Riausastra.com – Batik merupakan kekayaan budaya warisan leluhur yang memiliki nilai estetis. Hal ini sejalan dengan ungkapan Wahyuningsih, dkk. (2014:1) bahwa batik adalah warisan adiluhung bagi Bangsa Indonesia yang mendunia dengan adanya perpaduan antara seni dan teknologi bernilai tinggi dari para leluhur. Nilai estetis yang terdapat dalam batik diciptakan dengan melihat berbagai corak alam yang rumit dan halus, lalu dituangkan ke dalam ragam hias dengan menggunakan canting. Akibat keunikan, nilai-nilai simbolis yang dikandungnya, serta cara pembuatannya yang khusus, maka batik diakui secara resmi sebagai World Herritage oleh UNESCO pada tahun 2009 (Wardoyo, 2019:3).
Latar Belakang
Menyingkap sejarah batik pada masa lampau, corak pakaian ini telah dipakai dalam lingkungan keraton. Pada zaman Kerajaan Majapahit, Patih Gajah Mada selalu menggunakan kain batik pada saat berperang dengan motif gringsing menyerupai baju besi (Parmono, 1995:29). Corak yang tergambar di dalam batik merupakan hasil imajinatif dan duplikasi dari alam. Berawal dari Jawa, batik berkembang menjadi pakaian khas Bangsa Indonesia yang banyak diminati oleh masyarakat. Secara umum, media batik adalah pakaian. Namun, seiring dengan perkembangan teknologi dan ilmu pengetahuan, batik telah merambah ke dalam berbagai media, seperti: sampul buku, wallpaper rumah dan kantor, desain arsitekstur, bahkan menjadi ciri khas sebuah maskapai penerbangan, yaitu Batik Air.
Melihat pesatnya perkembangan batik yang didukung dengan minat masyarakat Indonesia dalam menjadikan batik sebagai bagian dari keseharian, maka batik layak dijadikan sebagai simbol kebanggan Indonesia. Hal ini didasarkan pada keberagaman yang menjadi kekayaan bangsa ini, seperti: agama, suku, bahasa, ras, serta latar belakang kehidupan. Keberagaman menjadi sebuah anugerah ketika disikapi dengan rasa toleransi. Isu keberagaman akan menjadi isu sensitif apabila dijadikan sebagai cara untuk memecah belah persatuan. Oleh karena itu, batik bisa dijadikan sarana untuk menyatukan keberagaman. Dengan memakai batik, maka akan timbul rasa cinta dan rasa memiliki bangsa ini.
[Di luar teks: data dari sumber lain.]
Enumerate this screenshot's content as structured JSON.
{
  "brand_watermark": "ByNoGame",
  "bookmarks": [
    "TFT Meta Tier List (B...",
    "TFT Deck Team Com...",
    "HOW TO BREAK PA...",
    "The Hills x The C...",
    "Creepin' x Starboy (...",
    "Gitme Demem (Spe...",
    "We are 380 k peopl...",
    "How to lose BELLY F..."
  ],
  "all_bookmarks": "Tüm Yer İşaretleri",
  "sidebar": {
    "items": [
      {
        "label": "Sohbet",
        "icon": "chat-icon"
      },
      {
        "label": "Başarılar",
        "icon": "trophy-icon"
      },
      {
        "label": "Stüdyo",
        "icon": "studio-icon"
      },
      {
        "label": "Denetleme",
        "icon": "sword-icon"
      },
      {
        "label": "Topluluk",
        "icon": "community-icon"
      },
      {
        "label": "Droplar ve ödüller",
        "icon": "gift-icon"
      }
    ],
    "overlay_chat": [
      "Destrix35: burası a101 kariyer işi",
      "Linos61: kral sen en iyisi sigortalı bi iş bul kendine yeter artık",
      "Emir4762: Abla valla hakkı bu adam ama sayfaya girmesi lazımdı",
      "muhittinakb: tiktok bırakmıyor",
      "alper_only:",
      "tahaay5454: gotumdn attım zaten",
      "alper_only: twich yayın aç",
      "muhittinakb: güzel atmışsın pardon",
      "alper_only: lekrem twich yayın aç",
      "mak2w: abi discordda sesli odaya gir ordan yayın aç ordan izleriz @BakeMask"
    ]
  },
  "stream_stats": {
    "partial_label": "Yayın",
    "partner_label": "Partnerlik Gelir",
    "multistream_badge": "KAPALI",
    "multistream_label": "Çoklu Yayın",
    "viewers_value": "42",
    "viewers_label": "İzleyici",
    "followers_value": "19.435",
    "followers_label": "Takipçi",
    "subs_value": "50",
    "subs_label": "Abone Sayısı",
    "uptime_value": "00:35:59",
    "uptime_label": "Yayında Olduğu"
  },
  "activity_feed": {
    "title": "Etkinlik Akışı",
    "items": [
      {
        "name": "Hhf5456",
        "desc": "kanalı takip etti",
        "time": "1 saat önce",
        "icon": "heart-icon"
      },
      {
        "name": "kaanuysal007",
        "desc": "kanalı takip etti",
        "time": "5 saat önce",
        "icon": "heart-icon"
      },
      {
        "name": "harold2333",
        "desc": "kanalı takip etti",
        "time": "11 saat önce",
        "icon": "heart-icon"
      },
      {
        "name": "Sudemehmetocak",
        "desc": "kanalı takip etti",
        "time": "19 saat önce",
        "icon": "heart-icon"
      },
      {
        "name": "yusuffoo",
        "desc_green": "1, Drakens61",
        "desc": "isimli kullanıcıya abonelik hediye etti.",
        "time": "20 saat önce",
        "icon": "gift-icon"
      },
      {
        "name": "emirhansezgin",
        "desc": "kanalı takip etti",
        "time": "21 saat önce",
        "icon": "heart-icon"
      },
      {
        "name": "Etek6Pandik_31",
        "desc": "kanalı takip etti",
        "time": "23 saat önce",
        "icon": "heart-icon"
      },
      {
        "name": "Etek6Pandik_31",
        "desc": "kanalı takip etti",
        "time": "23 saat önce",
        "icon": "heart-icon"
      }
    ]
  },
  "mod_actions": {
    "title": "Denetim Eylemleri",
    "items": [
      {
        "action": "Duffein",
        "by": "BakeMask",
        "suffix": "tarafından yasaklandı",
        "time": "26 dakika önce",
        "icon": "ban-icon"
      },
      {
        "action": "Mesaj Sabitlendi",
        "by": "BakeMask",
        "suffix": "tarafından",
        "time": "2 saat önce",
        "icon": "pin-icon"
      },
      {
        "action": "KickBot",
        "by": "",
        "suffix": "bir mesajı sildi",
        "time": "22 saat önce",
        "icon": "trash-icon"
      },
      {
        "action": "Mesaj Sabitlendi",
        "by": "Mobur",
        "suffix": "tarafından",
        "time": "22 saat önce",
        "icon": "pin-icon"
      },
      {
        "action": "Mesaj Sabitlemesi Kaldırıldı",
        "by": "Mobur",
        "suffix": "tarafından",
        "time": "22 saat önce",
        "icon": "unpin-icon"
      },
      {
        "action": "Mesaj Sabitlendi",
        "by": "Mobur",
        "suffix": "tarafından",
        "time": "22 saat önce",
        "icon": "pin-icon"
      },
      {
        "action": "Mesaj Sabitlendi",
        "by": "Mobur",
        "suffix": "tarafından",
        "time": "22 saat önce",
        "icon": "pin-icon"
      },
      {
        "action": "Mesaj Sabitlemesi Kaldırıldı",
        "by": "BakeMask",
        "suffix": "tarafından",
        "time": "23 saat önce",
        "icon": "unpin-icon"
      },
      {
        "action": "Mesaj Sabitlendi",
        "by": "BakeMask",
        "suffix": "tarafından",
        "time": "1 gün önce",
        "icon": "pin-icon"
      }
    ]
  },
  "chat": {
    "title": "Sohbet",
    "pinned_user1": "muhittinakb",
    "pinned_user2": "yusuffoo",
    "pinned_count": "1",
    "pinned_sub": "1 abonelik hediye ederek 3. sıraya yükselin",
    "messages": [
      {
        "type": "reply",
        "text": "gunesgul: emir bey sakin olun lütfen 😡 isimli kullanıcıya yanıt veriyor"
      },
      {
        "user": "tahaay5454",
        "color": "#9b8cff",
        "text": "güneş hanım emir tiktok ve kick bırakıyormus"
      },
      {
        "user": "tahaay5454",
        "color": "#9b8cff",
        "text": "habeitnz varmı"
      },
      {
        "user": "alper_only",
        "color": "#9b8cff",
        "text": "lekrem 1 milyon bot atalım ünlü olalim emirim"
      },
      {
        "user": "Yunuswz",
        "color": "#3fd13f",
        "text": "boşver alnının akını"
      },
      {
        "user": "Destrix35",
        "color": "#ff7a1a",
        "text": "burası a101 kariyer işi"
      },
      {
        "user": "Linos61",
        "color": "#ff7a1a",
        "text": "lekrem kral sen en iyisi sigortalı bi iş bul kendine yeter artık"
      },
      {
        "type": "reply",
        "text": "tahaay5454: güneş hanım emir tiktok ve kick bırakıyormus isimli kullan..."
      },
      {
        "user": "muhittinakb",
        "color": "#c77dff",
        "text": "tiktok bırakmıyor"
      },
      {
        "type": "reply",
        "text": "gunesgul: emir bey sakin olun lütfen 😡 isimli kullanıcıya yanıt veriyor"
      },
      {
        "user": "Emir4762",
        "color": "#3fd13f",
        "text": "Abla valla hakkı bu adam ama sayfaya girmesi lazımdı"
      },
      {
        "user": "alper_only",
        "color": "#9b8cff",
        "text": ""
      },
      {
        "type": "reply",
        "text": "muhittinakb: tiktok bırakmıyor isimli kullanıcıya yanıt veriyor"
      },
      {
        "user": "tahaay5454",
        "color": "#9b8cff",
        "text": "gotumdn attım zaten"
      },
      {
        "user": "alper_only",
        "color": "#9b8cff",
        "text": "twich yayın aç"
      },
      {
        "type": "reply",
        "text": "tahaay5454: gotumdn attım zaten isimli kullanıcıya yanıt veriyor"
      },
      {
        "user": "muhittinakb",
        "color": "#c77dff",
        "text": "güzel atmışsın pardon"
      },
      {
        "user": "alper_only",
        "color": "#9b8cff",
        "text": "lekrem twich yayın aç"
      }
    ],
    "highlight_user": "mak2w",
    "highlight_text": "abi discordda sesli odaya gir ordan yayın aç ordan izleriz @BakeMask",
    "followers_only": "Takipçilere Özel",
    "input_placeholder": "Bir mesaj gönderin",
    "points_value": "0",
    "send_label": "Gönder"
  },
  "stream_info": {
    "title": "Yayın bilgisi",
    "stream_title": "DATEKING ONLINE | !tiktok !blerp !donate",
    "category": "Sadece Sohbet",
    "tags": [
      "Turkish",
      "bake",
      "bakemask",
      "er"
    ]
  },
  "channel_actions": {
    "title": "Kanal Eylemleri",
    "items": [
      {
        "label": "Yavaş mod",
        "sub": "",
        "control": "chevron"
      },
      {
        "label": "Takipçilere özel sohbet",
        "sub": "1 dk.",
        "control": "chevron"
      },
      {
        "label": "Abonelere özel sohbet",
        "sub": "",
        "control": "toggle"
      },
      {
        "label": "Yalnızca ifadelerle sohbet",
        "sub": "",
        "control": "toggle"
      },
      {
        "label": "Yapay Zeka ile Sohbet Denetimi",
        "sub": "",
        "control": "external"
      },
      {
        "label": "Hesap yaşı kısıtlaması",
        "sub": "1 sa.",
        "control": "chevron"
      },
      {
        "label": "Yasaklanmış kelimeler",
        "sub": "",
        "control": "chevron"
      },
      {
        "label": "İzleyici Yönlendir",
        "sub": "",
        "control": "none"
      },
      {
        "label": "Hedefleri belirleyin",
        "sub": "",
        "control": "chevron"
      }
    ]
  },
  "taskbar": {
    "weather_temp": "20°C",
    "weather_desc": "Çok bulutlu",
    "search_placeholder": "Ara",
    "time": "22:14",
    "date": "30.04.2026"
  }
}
Tujuan penulisan ini untuk mendeskripsikan peran batik sebagai sarana pemersatu keberagaman untuk Indonesia maju. Adapun metode penelitian yang dilakukan adalah kualitatif dengan teknik pengumpulan data studi pustaka. Untuk memperkaya tulisan ini beberapa tulisan terdahulu dijadikan sebagai rujukan karena dianggap relevan dengan tulisan ini.
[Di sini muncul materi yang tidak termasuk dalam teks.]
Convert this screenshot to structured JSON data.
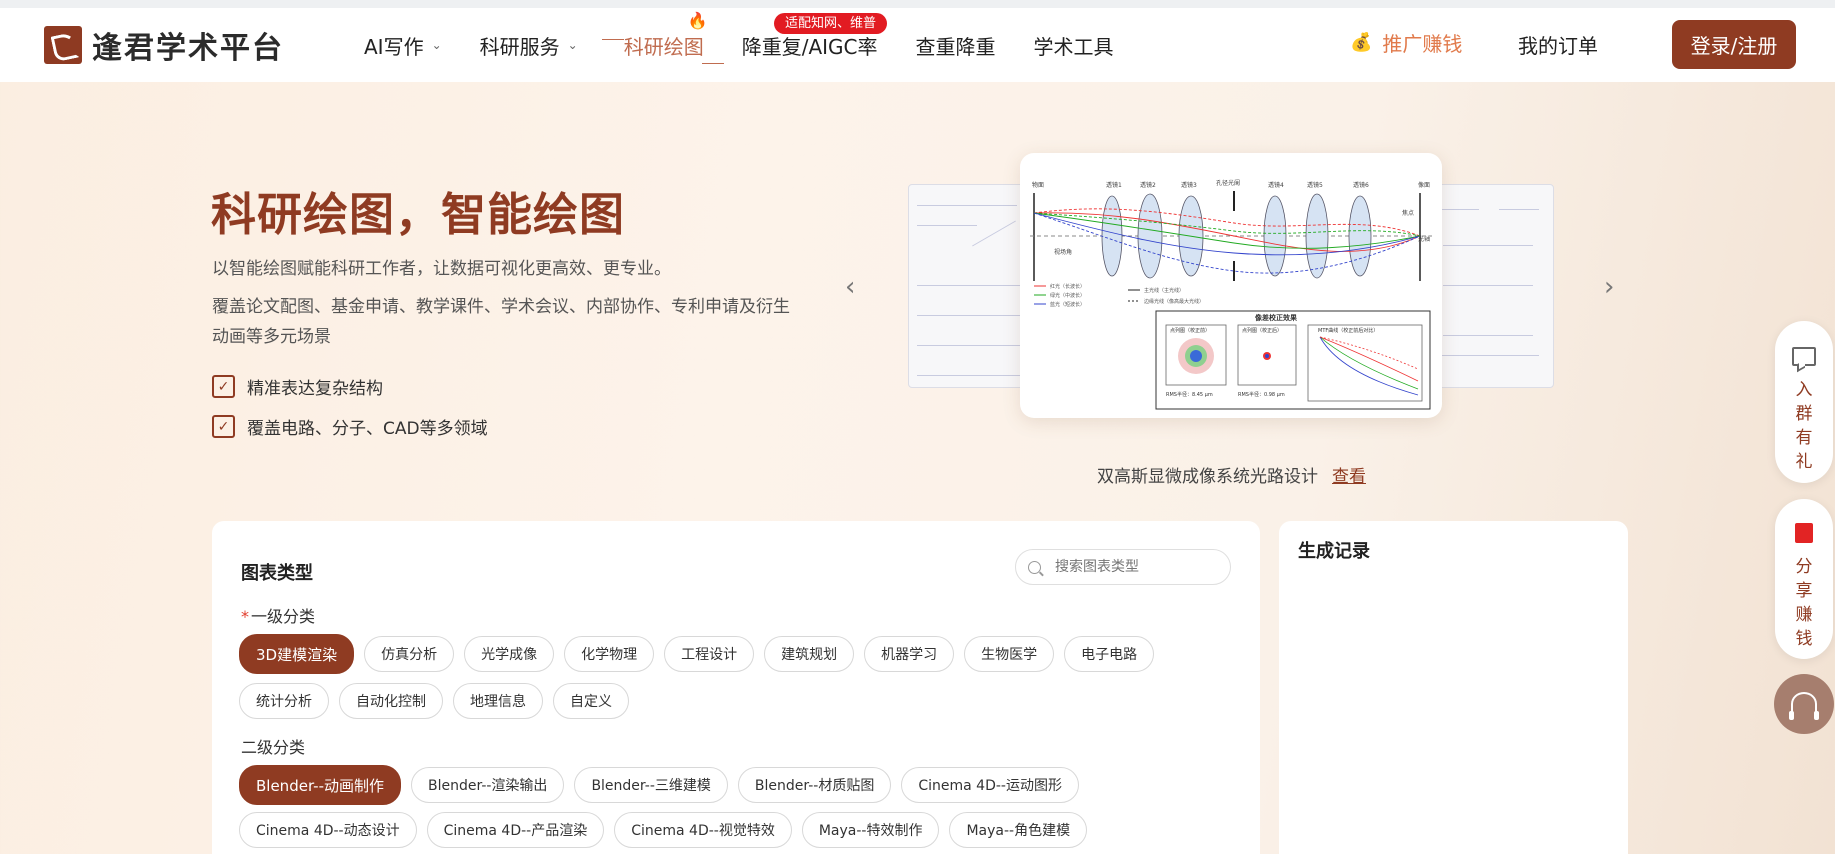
{
  "header": {
    "logo_text": "逢君学术平台",
    "nav": [
      {
        "label": "AI写作"
      },
      {
        "label": "科研服务"
      },
      {
        "label": "科研绘图"
      },
      {
        "label": "降重复/AIGC率"
      },
      {
        "label": "查重降重"
      },
      {
        "label": "学术工具"
      }
    ],
    "badge": "适配知网、维普",
    "promo_label": "推广赚钱",
    "orders_label": "我的订单",
    "login_label": "登录/注册"
  },
  "hero": {
    "title": "科研绘图，智能绘图",
    "desc1": "以智能绘图赋能科研工作者，让数据可视化更高效、更专业。",
    "desc2": "覆盖论文配图、基金申请、教学课件、学术会议、内部协作、专利申请及衍生动画等多元场景",
    "features": [
      "精准表达复杂结构",
      "覆盖电路、分子、CAD等多领域"
    ]
  },
  "carousel": {
    "prev": "‹",
    "next": "›",
    "caption": "双高斯显微成像系统光路设计",
    "caption_link": "查看",
    "diagram": {
      "top_labels": [
        "物面",
        "透镜1",
        "透镜2",
        "透镜3",
        "孔径光阑",
        "透镜4",
        "透镜5",
        "透镜6",
        "像面"
      ],
      "side_labels": [
        "视场角",
        "焦点",
        "光轴"
      ],
      "legend": [
        "红光（长波长）",
        "绿光（中波长）",
        "蓝光（短波长）",
        "主光线（主光线）",
        "边缘光线（像高最大光线）"
      ],
      "sub_title": "像差校正效果",
      "box_labels": [
        "点列图（校正前）",
        "点列图（校正后）",
        "MTF曲线（校正前后对比）"
      ],
      "rms_labels": [
        "RMS半径：8.45 μm",
        "RMS半径：0.98 μm"
      ]
    }
  },
  "panel": {
    "title": "图表类型",
    "search_placeholder": "搜索图表类型",
    "level1_label": "一级分类",
    "level1_required": "*",
    "level1_row1": [
      "3D建模渲染",
      "仿真分析",
      "光学成像",
      "化学物理",
      "工程设计",
      "建筑规划",
      "机器学习",
      "生物医学",
      "电子电路"
    ],
    "level1_row2": [
      "统计分析",
      "自动化控制",
      "地理信息",
      "自定义"
    ],
    "level2_label": "二级分类",
    "level2_row1": [
      "Blender--动画制作",
      "Blender--渲染输出",
      "Blender--三维建模",
      "Blender--材质贴图",
      "Cinema 4D--运动图形"
    ],
    "level2_row2": [
      "Cinema 4D--动态设计",
      "Cinema 4D--产品渲染",
      "Cinema 4D--视觉特效",
      "Maya--特效制作",
      "Maya--角色建模"
    ]
  },
  "history": {
    "title": "生成记录"
  },
  "floating": {
    "group_text": "入群有礼",
    "share_text": "分享赚钱"
  },
  "colors": {
    "brand": "#8f3b22",
    "accent_orange": "#e17a4b",
    "badge_red": "#e21b22"
  },
  "icons": [
    "logo-icon",
    "fire-icon",
    "money-bag-icon",
    "checkbox-icon",
    "search-icon",
    "chat-icon",
    "share-icon",
    "headset-icon"
  ]
}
Tulisan berjudul “Bentuk, Makna, dan Fungsi Seni Kerajinan Batik Cirebon” karya Wuri Handayani dan telah terbit dalam Jurnal Atrat volume 6 nomor 1. Tujuan penulisan ini untuk mengetahui faktor-faktor internal dan eksternal yang memberikan pengaruh pada penciptaan dan perkembangan batik Cirebon (perubahan bentuk, fungsi, dan makna). Penulisan ini menggunakan pendekatan estetis. Adapun hasil penelitian berupa faktor-faktor yang mempengaruhi perkembangan batik Cirebon: (1) faktor internal karena kreativitas perajin; (2) faktor eksternal karena adanya peran pemerintah, lembaga budaya dan pariwisata, masyarakat, teknologi dan informasi; (3) Batik Cirebon sebagai refeksi nilai-nilai budaya, nilai ekonomis, dan nilai sosial.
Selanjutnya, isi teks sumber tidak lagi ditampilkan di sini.